Джейк тоже. Он обожал, когда она ругалась; говорил, что она единственная женщина, которая матерится шепотом. И был прав: Ренни не приобрела этот социальный навык в юности, так что ей приходилось буквально заставлять себя.
– Ох и грязный же у тебя рот, – сказал Джейк. – Нужно срочно отмыть его изнутри, языком.
– Что тебе снится? – спросила Ренни Дэниела.
– Не знаю, – сказал он. – Я никогда не помню снов.
* * *
Ренни поставила будильник на семь утра. Она лежит в кровати, ожидая, пока он зазвенит. И в ту же секунду выбирается из-под сетки и нажимает кнопку «выкл.».
Если бы не Лора с этой больной старухой, ей вообще незачем было бы вставать. Она раздумывает, не остаться ли в постели, всегда можно сказать, что она проспала. Но Гризвольд сидит в ней крепко. Если не можешь сдержать слово, не давай его. Поступай с другими так, как… Она с трудом выбирается из кокона пахнущей плесенью марли, чувствуя себя вовсе не героиней, а старой каргой.

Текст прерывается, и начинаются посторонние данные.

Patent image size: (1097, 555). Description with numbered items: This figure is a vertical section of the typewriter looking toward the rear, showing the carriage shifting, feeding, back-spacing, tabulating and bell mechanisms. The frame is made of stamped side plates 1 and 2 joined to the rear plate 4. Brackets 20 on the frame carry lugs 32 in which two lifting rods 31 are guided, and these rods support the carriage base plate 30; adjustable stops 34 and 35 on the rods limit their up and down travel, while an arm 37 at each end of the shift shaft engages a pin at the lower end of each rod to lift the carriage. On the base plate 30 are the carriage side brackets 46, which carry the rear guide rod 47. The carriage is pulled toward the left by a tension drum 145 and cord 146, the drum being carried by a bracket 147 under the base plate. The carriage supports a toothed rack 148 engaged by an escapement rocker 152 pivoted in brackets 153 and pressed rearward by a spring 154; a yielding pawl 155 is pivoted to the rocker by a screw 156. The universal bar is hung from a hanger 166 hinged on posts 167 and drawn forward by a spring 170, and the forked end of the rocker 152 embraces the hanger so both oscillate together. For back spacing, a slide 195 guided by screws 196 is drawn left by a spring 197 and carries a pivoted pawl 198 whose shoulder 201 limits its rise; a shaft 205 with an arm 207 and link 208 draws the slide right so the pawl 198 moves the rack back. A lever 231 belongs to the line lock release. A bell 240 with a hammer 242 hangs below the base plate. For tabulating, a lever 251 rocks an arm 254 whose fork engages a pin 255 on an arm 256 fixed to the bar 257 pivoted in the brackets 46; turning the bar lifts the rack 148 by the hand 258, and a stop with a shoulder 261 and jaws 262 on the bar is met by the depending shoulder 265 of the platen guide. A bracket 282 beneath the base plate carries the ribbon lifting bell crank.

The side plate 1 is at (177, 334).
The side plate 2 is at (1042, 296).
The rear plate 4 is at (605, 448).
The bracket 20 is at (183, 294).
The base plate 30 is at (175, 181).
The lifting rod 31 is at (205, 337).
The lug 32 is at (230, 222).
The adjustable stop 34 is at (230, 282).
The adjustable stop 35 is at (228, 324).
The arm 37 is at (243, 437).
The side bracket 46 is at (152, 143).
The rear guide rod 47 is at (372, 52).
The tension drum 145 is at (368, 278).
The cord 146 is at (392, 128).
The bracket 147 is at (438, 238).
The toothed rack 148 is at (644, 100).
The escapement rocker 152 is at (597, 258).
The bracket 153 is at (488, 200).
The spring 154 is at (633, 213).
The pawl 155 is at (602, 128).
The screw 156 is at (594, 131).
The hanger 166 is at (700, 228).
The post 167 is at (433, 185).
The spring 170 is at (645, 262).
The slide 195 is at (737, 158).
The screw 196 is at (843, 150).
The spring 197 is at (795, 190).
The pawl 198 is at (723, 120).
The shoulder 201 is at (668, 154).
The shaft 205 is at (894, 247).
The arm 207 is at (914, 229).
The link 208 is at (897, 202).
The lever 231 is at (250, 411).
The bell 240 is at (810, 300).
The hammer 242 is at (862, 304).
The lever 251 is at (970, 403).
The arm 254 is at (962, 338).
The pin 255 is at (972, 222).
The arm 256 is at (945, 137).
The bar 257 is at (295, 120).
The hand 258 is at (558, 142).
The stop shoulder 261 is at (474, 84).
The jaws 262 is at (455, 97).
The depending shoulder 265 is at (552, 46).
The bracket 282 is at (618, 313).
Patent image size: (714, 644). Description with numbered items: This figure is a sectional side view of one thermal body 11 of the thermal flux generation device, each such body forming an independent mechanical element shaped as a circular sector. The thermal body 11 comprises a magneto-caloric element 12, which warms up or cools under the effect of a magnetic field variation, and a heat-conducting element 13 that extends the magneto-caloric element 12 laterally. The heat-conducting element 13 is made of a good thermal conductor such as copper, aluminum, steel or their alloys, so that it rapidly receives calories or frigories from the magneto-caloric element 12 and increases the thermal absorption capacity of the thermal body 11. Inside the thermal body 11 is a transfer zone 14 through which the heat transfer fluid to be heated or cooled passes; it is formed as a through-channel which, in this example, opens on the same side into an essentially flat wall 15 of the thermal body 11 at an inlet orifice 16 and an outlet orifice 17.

Ренни хочет позавтракать, прежде чем вызвать такси, но англичанка говорит, что завтрак еще не готов, надо ждать не меньше часа. У Ренни нет времени. Она решает, что выпьет кофе с пончиком в аэропорту. Она просит англичанку вызвать такси, но та, указывая на телефон, говорит:
– В этом нет нужды. Они всегда околачиваются у отеля.
Ренни все-таки звонит.
Салон машины обит бежевым плюшем, из такого бывают домашние тапочки или сиденья на унитазе. На зеркале заднего вида болтаются фигурка святого Христофора и пара резиновых игральных кубиков. На водителе бордовые шорты, футболка с оторванными рукавами и золотой крестик на цепочке. Молодой. Он врубает музыку на полную мощность. Это отвратная, какая-то педерастическая версия «Я видел, как мама целует Санту», и Ренни думает: «А что, скоро Рождество?» Она уже потеряла счет времени. Из страха она не решается попросить его уменьшить звук, только сжимает зубы от визга гнусавого сопрано, и вот они въезжают в город, на дикой скорости, нарочно. Они проносятся мимо кучки людей около магазина, явно без дела, и водитель дает гудок, длинный истошный вопль, привлекая их внимание, словно это свадьба.